Summary and Implications

Therefore, I conclude that the specificity or generality of ESP texts can be identified by keyword network structures regardless of either single-word or multi-word combinations. Finally, I created a term specialty equation to explain why a particular community can be separated into two groups for specific or general purposes, showing that the degree of specificity and generality is a continuum concept that is not absolute. The results of this chapter can be used to provide pedagogical implications for creating ESP vocabulary lists.

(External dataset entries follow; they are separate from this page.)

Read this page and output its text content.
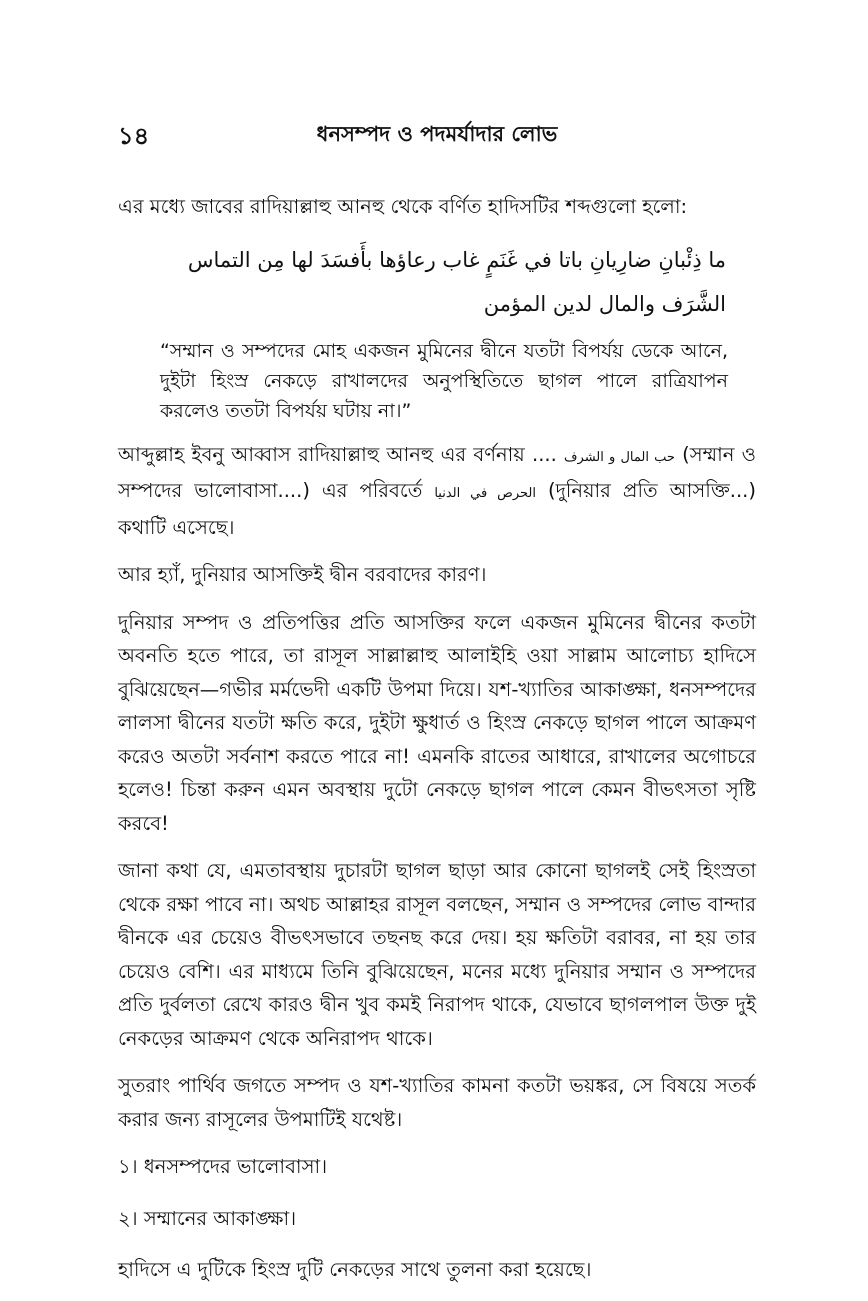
১৪	ধনসম্পদ ও পদমর্যাদার লোভ

এর মধ্যে জাবের রাদিয়াল্লাহু আনহু থেকে বর্ণিত হাদিসটির শব্দগুলো হলো:

ما ذِئْبانِ ضارِيانِ باتا في غَنَمٍ غاب رعاؤها بأَفسَدَ لها مِن التماس
الشَّرَف والمال لدين المؤمن

“সম্মান ও সম্পদের মোহ একজন মুমিনের দ্বীনে যতটা বিপর্যয় ডেকে আনে, দুইটা হিংস্র নেকড়ে রাখালদের অনুপস্থিতিতে ছাগল পালে রাত্রিযাপন করলেও ততটা বিপর্যয় ঘটায় না।”

আব্দুল্লাহ ইবনু আব্বাস রাদিয়াল্লাহু আনহু এর বর্ণনায় .... حب المال و الشرف (সম্মান ও সম্পদের ভালোবাসা....) এর পরিবর্তে الحرص في الدنيا (দুনিয়ার প্রতি আসক্তি...) কথাটি এসেছে।

আর হ্যাঁ, দুনিয়ার আসক্তিই দ্বীন বরবাদের কারণ।

দুনিয়ার সম্পদ ও প্রতিপত্তির প্রতি আসক্তির ফলে একজন মুমিনের দ্বীনের কতটা অবনতি হতে পারে, তা রাসূল সাল্লাল্লাহু আলাইহি ওয়া সাল্লাম আলোচ্য হাদিসে বুঝিয়েছেন—গভীর মর্মভেদী একটি উপমা দিয়ে। যশ-খ্যাতির আকাঙ্ক্ষা, ধনসম্পদের লালসা দ্বীনের যতটা ক্ষতি করে, দুইটা ক্ষুধার্ত ও হিংস্র নেকড়ে ছাগল পালে আক্রমণ করেও অতটা সর্বনাশ করতে পারে না! এমনকি রাতের আধারে, রাখালের অগোচরে হলেও! চিন্তা করুন এমন অবস্থায় দুটো নেকড়ে ছাগল পালে কেমন বীভৎসতা সৃষ্টি করবে!

জানা কথা যে, এমতাবস্থায় দুচারটা ছাগল ছাড়া আর কোনো ছাগলই সেই হিংস্রতা থেকে রক্ষা পাবে না। অথচ আল্লাহর রাসূল বলছেন, সম্মান ও সম্পদের লোভ বান্দার দ্বীনকে এর চেয়েও বীভৎসভাবে তছনছ করে দেয়। হয় ক্ষতিটা বরাবর, না হয় তার চেয়েও বেশি। এর মাধ্যমে তিনি বুঝিয়েছেন, মনের মধ্যে দুনিয়ার সম্মান ও সম্পদের প্রতি দুর্বলতা রেখে কারও দ্বীন খুব কমই নিরাপদ থাকে, যেভাবে ছাগলপাল উক্ত দুই নেকড়ের আক্রমণ থেকে অনিরাপদ থাকে।

সুতরাং পার্থিব জগতে সম্পদ ও যশ-খ্যাতির কামনা কতটা ভয়ঙ্কর, সে বিষয়ে সতর্ক করার জন্য রাসূলের উপমাটিই যথেষ্ট।

১। ধনসম্পদের ভালোবাসা।

২। সম্মানের আকাঙ্ক্ষা।

হাদিসে এ দুটিকে হিংস্র দুটি নেকড়ের সাথে তুলনা করা হয়েছে।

Using corpus linguistics methodology, teachers can compile lists of key words to answer this question. In addition, the cohesion structures of keyword networks tell us that the group of special-purpose terms and the group of general-purpose terms are well separated using the community of eigenvectors. Therefore, ESP teachers have an advantage in deciding which vocabulary to teach and how to classify vocabulary in ESP through language.

Conclusion

Findings and Implications

First, STTR showed a wider variety of vocabulary items in the MEC labeled multiword compound. Fourth, there were more keywords in the labeled MEC multiword composition than the unlabeled MEC. In Proceedings of Digital Humanities 2008 (pp.53-55), University of Oulu: Scottish Corpus of Texts and Speech.

In Proceedings of 6th International Conference on National Language Processing (pp.20-29), een digitaal archief van onderzoekspapers in de computerlinguïstiekconferentie. In Proceedings of the Workshop on Multiword Expressions: from Parsing and Generation to the Real World (pp.110-115), Association. In Proceedings of the Workshop on Comparing Corpora (pp.1-8), Hong Kong, Association for Computational Linguistics.

In Proceedings of the workshop on beyond named entity recognition semantic labeling for NLP tasks in connection with the 4th International Conference on Language Resources and Evaluation (pp.7-12), Lisbon, Portugal: Senseval. In Proceedings of ECAI-2000 Workshop on Ontology Learning (pp.37-42), Berlin: The European Chapter of the ACL.